Gillles Charron vice-president of Coalition for Life-Quebec, and a leading activist in the Sainte-Therese area, has circulated a kit of documentation to make pro-lifers fully aware of the many ways in which they can control the activities of such institutions, mainly by understanding the regulations under which they are set up and the complicated procedures for electing governing boards.

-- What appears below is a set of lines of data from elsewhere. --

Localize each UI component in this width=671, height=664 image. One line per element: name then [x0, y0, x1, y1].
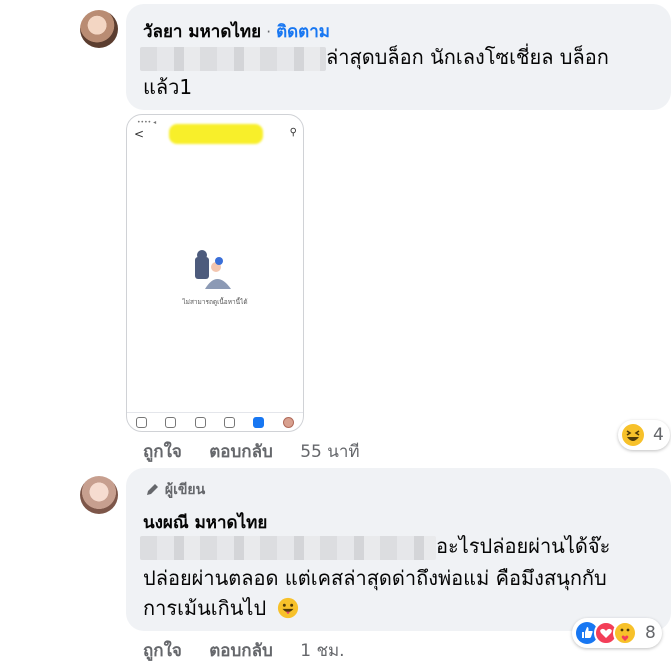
- reaction-count: 4: [653, 425, 664, 445]
- comment-text-line3-row: การเม้นเกินไป: [143, 593, 299, 623]
- phone-status-bar: •••• ◂: [137, 119, 157, 126]
- tongue-emoji-icon: [277, 597, 298, 619]
- home-tab-icon: [136, 416, 148, 428]
- marketplace-tab-icon: [224, 416, 236, 428]
- comment-text: ล่าสุดบล็อก นักเลงโซเชี่ยล บล็อก: [140, 42, 609, 72]
- pencil-icon: [147, 484, 158, 495]
- haha-emoji-icon: [622, 424, 644, 446]
- comment-text-line2: ปล่อยผ่านตลอด แต่เคสล่าสุดด่าถึงพ่อแม่ ค…: [143, 566, 607, 590]
- author-avatar[interactable]: [80, 476, 118, 514]
- comment-text-line1: ล่าสุดบล็อก นักเลงโซเชี่ยล บล็อก: [326, 45, 609, 69]
- author-badge-label: ผู้เขียน: [164, 482, 206, 498]
- comment-text-line1: อะไรปล่อยผ่านได้จ๊ะ: [436, 534, 611, 558]
- comment-timestamp[interactable]: 1 ชม.: [300, 641, 344, 661]
- comment-actions: ถูกใจ ตอบกลับ 55 นาที: [143, 438, 360, 465]
- highlight-blur-mark: [169, 124, 263, 144]
- blurred-mention: [140, 535, 436, 560]
- attached-screenshot[interactable]: •••• ◂ < ⚲ ไม่สามารถดูเนื้อหานี้ได้: [126, 114, 304, 432]
- groups-tab-icon: [194, 416, 206, 428]
- comment-actions: ถูกใจ ตอบกลับ 1 ชม.: [143, 637, 345, 664]
- reaction-count: 8: [645, 623, 656, 643]
- profile-tab-icon: [282, 416, 294, 428]
- comment-text-line3: การเม้นเกินไป: [143, 596, 267, 620]
- follow-link[interactable]: ติดตาม: [276, 22, 330, 42]
- reply-button[interactable]: ตอบกลับ: [209, 641, 273, 661]
- comment-author-name[interactable]: วัลยา มหาดไทย: [143, 22, 261, 42]
- author-badge: ผู้เขียน: [146, 479, 205, 501]
- blurred-mention: [140, 46, 326, 71]
- comment-text: อะไรปล่อยผ่านได้จ๊ะ: [140, 531, 610, 561]
- reaction-summary[interactable]: 4: [618, 420, 670, 450]
- back-arrow-icon: <: [134, 127, 145, 141]
- blocked-content-illustration-icon: [195, 250, 231, 289]
- phone-tab-bar: [127, 412, 303, 431]
- blocked-content-message: ไม่สามารถดูเนื้อหานี้ได้: [182, 298, 248, 306]
- like-button[interactable]: ถูกใจ: [143, 641, 182, 661]
- watch-tab-icon: [165, 416, 177, 428]
- notifications-tab-icon: [253, 416, 265, 428]
- commenter-avatar[interactable]: [80, 10, 118, 48]
- comment-header: วัลยา มหาดไทย · ติดตาม: [143, 18, 330, 45]
- comment-text-line2: แล้ว1: [143, 75, 193, 99]
- like-button[interactable]: ถูกใจ: [143, 442, 182, 462]
- separator-dot: ·: [266, 23, 271, 41]
- comment-timestamp[interactable]: 55 นาที: [300, 442, 359, 462]
- reaction-summary[interactable]: 8: [572, 618, 662, 648]
- search-icon: ⚲: [289, 127, 297, 138]
- reply-button[interactable]: ตอบกลับ: [209, 442, 273, 462]
- care-icon: [613, 621, 637, 645]
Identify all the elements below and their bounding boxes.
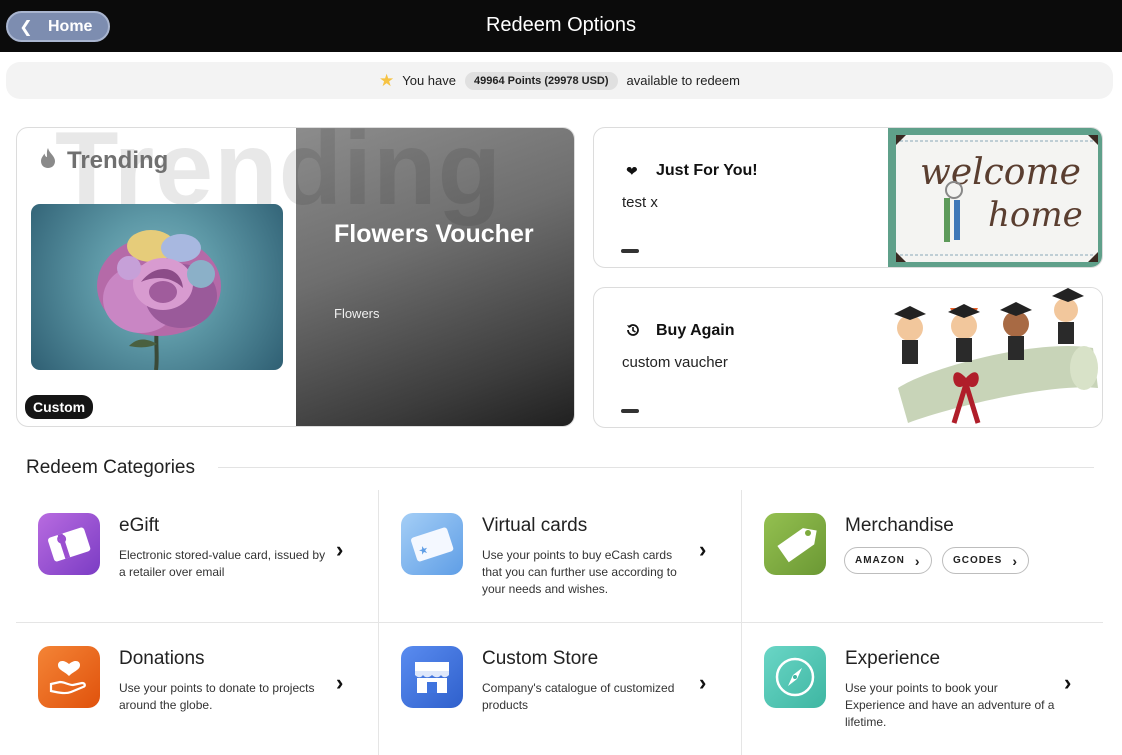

Mr. Charron also serves as the sole pro-life member of an ad hoc committee which has been set up to “de-polarize the local debate.” This committee will study the whole question of abortion practices and as Mr. Charron says, “It may affect the policies of the ten other CLSC now doing abortions.” He calls upon all pro-lifers and organizations that support pro-life policies to provide input to the committee on all relevant matters, particularly the moral, legal, and medical aspects of the question. The ad hoc committee derives its mandate from the administrative council of the CLSC to which it will report its findings at the end of its six-month term.
Elections to the governing boards of CLSCs are held in May each year and directors serve for a three-year term. Candidates are drawn from various different backgrounds. These differ from one CLSC to another, depending on such factors as the socio-economic mixture of the local population and other considerations.
Representatives of some socio-economic groups, are nominated to office by the Minister for Social Affairs. Professional, non-professional and volunteer workers each get their own representatives. The remainder, those open to public election, are drawn from the people who have used the facilities of the CLSC during the previous year. As in all Quebec, health institutions, the people qualified to vote in elections are those who have used the facilities during the year. Pro-life groups, because of these regulations and procedures, are faced with a much more difficult task in Quebec than elsewhere when they try to gain representation on the boards of health institutions, one of the most evident difficulties being that the list of qualified users is in the possession of the staff of the institution who can employ it to their own advantage.